I agree they do look nice! I have some 1 1/2" dia brass bar, enough to make up for my mistakes...

I don't know that mine will turn out this well, but here's a link to some made in the UK, and have brass cylinder covers:

http://www.myford-lathes.com/steam41.html

-Vern
N7GTB



jpdenver said:


> Vern,
> 
> I recommend you use Brass.  I have seen this engine with them and
> it looks fantastic.   ...
> ...


----------



## MickeyDD (Jul 1, 2017)

Hello Jim,
I also live in Denver and want to get into making small IC engines. I would like to meet you and see your shop to get some ideas how to begin. What is the best way to contact you?
Thanks,
Michael


----------



## mechman48 (Jul 2, 2017)

Nice engine & runner Jim :thumbup:   I have 3 engines built from Stuarts kits; 10V, Progress horizontal & a S50 stationary that I have recently completed so your in good company. I also have 3 oscillators & an educational model paddle steamer engine.
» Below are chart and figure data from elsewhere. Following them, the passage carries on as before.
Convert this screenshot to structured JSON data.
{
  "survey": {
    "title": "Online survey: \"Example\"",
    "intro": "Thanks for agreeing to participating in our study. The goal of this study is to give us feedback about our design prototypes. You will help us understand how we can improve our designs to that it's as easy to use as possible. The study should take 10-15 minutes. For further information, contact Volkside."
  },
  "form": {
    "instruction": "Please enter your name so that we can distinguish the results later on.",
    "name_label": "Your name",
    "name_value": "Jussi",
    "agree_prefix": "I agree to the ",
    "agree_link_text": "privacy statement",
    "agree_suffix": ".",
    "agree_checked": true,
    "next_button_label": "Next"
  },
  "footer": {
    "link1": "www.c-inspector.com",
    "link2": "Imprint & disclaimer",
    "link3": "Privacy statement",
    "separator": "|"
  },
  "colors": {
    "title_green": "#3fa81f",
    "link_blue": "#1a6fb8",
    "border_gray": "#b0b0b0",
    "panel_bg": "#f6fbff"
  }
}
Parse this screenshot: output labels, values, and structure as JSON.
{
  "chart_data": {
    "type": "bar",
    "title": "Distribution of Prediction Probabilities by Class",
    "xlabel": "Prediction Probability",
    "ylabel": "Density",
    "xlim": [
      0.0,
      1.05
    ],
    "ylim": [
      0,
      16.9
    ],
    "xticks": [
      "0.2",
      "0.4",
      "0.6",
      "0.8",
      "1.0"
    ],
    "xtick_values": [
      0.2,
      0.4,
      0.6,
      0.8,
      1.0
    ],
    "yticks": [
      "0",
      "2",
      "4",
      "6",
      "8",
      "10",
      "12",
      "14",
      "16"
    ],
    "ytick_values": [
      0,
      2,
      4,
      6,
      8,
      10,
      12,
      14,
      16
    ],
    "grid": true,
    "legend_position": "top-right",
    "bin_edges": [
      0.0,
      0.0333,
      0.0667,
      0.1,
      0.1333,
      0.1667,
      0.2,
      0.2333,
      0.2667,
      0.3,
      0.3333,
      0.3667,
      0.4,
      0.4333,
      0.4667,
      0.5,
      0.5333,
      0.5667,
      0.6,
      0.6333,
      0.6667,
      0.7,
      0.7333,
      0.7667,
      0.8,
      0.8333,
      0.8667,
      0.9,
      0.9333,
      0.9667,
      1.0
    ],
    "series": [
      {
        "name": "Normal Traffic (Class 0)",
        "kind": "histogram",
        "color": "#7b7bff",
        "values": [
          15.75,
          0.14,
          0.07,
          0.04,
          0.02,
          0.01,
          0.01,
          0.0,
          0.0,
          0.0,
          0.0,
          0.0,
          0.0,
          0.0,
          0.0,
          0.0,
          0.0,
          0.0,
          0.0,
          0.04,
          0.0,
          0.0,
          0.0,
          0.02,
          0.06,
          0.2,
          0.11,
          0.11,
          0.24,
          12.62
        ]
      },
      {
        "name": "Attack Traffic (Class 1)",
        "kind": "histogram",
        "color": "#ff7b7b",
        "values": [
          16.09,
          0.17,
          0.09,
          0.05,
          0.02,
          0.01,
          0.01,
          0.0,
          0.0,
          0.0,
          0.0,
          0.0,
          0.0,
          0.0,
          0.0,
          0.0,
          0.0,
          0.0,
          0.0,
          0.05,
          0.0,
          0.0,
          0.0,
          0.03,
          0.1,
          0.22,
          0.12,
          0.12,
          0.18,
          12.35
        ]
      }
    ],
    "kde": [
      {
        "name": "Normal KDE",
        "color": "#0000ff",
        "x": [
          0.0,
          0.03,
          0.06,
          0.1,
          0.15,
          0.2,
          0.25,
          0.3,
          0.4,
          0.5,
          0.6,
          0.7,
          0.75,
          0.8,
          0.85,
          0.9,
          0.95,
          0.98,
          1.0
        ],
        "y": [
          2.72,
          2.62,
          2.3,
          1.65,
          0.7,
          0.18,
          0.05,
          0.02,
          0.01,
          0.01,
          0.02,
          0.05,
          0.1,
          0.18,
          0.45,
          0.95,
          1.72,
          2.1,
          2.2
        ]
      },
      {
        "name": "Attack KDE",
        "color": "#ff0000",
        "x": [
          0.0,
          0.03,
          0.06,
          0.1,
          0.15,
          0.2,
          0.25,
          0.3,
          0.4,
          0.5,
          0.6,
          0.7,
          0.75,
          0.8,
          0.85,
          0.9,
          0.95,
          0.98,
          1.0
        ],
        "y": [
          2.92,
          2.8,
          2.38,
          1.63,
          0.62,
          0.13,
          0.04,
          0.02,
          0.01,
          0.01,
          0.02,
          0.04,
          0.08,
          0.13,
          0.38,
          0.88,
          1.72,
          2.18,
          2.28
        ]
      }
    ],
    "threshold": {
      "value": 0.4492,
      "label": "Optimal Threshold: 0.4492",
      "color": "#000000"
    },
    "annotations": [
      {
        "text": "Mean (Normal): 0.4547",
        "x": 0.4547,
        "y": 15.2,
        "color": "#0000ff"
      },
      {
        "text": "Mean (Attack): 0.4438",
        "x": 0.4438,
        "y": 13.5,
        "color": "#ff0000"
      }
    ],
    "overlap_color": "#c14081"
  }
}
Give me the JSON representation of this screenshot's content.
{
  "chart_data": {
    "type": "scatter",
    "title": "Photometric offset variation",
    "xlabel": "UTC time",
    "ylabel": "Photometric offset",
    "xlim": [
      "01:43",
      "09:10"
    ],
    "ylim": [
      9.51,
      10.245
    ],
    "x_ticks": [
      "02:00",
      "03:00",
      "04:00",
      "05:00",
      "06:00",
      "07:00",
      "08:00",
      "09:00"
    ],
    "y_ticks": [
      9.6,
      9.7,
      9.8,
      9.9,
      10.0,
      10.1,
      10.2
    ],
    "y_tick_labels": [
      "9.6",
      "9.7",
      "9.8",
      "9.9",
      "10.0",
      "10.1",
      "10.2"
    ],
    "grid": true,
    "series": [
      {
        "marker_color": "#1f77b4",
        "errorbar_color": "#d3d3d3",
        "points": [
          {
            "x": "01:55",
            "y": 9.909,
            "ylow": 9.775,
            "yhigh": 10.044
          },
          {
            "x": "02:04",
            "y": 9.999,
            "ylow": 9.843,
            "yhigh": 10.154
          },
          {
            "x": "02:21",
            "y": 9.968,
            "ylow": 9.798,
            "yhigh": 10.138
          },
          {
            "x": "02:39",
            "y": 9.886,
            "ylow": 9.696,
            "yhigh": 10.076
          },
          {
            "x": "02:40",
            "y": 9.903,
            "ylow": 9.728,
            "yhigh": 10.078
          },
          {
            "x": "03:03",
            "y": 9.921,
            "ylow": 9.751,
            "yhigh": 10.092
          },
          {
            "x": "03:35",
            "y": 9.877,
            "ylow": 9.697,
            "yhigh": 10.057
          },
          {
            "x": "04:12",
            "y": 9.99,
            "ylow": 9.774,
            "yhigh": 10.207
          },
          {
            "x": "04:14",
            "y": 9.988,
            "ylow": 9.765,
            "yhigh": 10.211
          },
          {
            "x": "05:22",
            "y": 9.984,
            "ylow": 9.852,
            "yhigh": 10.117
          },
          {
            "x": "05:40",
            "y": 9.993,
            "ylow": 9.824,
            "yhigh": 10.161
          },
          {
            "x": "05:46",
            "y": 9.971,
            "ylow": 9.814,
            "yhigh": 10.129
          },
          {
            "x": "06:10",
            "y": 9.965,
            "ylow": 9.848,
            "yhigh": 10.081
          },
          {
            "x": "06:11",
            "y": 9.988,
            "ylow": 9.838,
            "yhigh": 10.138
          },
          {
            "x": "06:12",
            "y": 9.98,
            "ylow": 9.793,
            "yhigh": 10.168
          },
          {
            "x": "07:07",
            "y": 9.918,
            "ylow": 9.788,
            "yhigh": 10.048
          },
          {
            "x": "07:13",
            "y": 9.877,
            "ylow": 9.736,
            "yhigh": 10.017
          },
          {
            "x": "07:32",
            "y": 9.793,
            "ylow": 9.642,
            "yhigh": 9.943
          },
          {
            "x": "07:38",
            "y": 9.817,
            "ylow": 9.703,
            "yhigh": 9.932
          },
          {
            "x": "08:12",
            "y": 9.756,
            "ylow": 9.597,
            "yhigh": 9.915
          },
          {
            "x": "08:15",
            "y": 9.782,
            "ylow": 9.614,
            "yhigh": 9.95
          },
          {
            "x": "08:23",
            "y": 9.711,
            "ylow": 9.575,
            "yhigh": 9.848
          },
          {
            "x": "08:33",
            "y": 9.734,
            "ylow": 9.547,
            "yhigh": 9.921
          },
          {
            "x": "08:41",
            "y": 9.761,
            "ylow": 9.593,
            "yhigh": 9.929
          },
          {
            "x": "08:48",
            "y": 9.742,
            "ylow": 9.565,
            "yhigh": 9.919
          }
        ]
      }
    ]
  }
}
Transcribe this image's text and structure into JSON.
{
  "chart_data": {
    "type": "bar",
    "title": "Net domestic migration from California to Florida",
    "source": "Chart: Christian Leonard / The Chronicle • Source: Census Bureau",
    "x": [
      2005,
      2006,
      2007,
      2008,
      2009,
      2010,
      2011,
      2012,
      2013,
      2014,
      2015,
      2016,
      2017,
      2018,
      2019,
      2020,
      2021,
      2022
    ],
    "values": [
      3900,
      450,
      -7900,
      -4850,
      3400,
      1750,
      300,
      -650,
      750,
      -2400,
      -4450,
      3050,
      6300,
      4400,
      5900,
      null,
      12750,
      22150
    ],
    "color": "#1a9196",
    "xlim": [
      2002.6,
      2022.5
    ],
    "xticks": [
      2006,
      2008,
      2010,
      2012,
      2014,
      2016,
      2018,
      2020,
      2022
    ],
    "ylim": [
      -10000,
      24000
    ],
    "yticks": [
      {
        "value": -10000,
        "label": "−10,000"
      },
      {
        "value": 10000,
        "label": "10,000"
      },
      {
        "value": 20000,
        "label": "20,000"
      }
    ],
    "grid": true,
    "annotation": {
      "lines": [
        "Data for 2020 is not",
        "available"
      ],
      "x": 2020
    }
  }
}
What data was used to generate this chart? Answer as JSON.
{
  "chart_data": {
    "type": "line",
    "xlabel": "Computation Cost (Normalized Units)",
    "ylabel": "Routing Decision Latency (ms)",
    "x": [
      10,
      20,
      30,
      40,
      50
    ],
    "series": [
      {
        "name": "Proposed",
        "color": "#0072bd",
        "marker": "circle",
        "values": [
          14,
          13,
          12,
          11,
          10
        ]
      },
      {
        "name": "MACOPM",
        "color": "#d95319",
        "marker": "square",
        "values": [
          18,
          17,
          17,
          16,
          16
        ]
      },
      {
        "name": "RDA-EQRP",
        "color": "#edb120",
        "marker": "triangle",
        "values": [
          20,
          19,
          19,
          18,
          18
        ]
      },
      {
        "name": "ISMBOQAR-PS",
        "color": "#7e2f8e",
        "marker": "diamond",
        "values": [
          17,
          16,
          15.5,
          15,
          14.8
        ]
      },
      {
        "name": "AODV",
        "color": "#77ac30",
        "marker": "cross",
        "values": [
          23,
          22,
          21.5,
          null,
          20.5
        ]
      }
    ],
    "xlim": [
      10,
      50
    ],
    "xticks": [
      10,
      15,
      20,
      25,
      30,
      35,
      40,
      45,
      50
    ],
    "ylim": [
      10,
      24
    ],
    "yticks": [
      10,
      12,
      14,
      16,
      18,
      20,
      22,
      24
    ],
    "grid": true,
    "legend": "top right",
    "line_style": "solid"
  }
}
https://youtu.be/avCCVGVa7f0

George.


----------



## jpdenver (Jul 2, 2017)

Hello again,


MickeyDD - I sent you a PM.

Mechman48,
Your S50 looks beautiful.  My results are a bit cruder at this point but getting better.


I am starting on the Reversing Gear for this engine. I Spent the last 6 months
on my other hobby, building model boats.  Here is this year's build.


[ame]https://www.youtube.com/watch?v=yWD16jaqrBc[/ame] 



Now I will get back to cutting swarf.


Regards, 

Jim Pope
Denver, CO
USA


----------